Carly Rae Jepsen : Emotion

carly rae jepsen emotion

Carly Rae Jepsen’s “Call Me Maybe” is a near-perfect pop confection—the earworm with which she’ll be forever associated, the paean to young love, the meme-ified masterpiece. But the follow-ups are not on anywhere near the same tier. (Jesus—the one with Owl City…) The album it’s on, Kiss, is basically forgettable because it’s so saccharine. She seemed a likely candidate for a semi-anonymous career.

All of this is why Emotion is such a welcome surprise, a giant step forward for Jepsen in which she creates perhaps the most euphoric pure pop music of the past decade. It’s akin to having a dopamine IV in your nearest vein. This is why some people hate Carly Rae Jepsen, because that’s the mood she’s almost always going for, and when it doesn’t work—as on most of Kiss—it can be exhausting. Emotion is exhilarating.

Think about the last time you initially realized you’d fallen in love, or were infatuated past the point of simple lust, or even just in that giddy early stage of “like”—whatever the fuck that word really means—that all of us feel. That moment of clarity and comprehension and emotional supernova. Pop songs have been trying to distill and communicate the experience that moment for goddamn decades, and they fail more often than not. Jepsen’s love songs on Emotion don’t fail. They perfectly nail the emotional sensations of that moment.

It’s crazy how well they nail it, in every aspect, from the timing of vocal multitracking on hooks to the way Jepsen enunciates one word in a line different from any other in arresting fashion and the manner in which a four-note synth riff rings out in the midst of a spare, seductive arrangement. Listing all the examples would take forever. It’s better to just say that the opening run of tracks, starting with “Run Away With Me” and ending with “All That,” might be what we should list in a musical dictionary next to the term “perfect pop.” The former in particular, Emotion’s second single, is one of the best songs of this year, and if it’d been better promoted might be a massive summer hit.

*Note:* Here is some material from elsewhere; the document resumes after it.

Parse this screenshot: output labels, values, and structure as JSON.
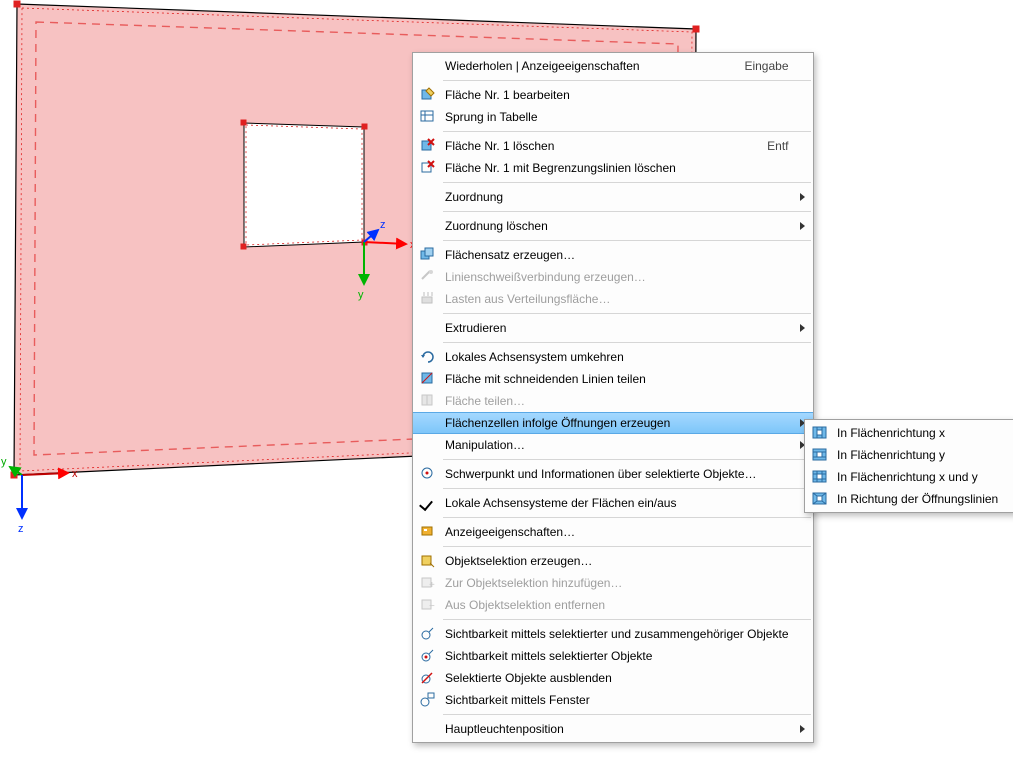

Much of the reason why Emotion succeeds where Kiss generally failed is Jepsen’s consistent vision. She clearly knew from jump how she wanted the entire record to sound, and she and her team went about finding collaborators who could make that happen. Everyone from Shellback—a graduate of the Max Martin Academy for Insanely Catchy Swedish Pseudo-Disco Pop Production—to indie songwriter/producers like Dev Hynes, Ariel Rechstaid, and Rostam Batmanglij, contributes the best and hookiest aspects of their respective styles. It all amounts to a pop record that accomplishes Taylor Swift’s stated goal for 1989—creating an ’80s synth-pop throwback—much more effectively than 1989.

The only places where the album falters are some of the non-love songs. “Boy Problems,” despite having dynamite bubblegum-funk production courtesy of Greg Kurstin and Sia, is too on-the-nose and a bit too corny. Basically, it fails to walk the line that most of the record’s songs succeed in walking. “L.A. Hallucinations” just isn’t a song style for which Jepsen’s suited—it’s a fairly weak critique of Los Angeles superficiality, commercialism and tabloid culture that we’ve heard a zillion times. That said, sometimes her efforts to play against type really work, like on the kiss-off title track.

I have no clue where Emotion and Carly Rae Jepsen fit in the current pop landscape. It follows exactly zero en-vogue genre trends (in terms of what’s charting) and Jepsen doesn’t seem to have any interest in playing the pop-war games and marketing blitzes of the Katys and Gagas and Swifts and Rihannas. “I Really Like You” has had some success, and that’s about it. (“Run Away With Me” would probably be in a Pretty Little Liars montage sequence by now, but ABC Family is low-budget as shit.) The fact that Jepsen’s label is pretending Emotion didn’t leak two full months ago, right when it was released in Japan, and sticking to this asinine one-preview-track-per-week promotional schedule isn’t helping the situation.

Record company shenanigans aside, Emotion is a phenomenal pop album, one I didn’t see coming at all. Carly Rae Jepsen has gone from a one-hit-wonder risk to a pitch-perfect chronicler of the universal, oft-sappy but nonetheless true feelings that come with falling in love. You can pretend you’re above it when you hear “Run Away With Me,” but you’ll literally be dreaming about it, probably in connection with some memory of early romance, in no time.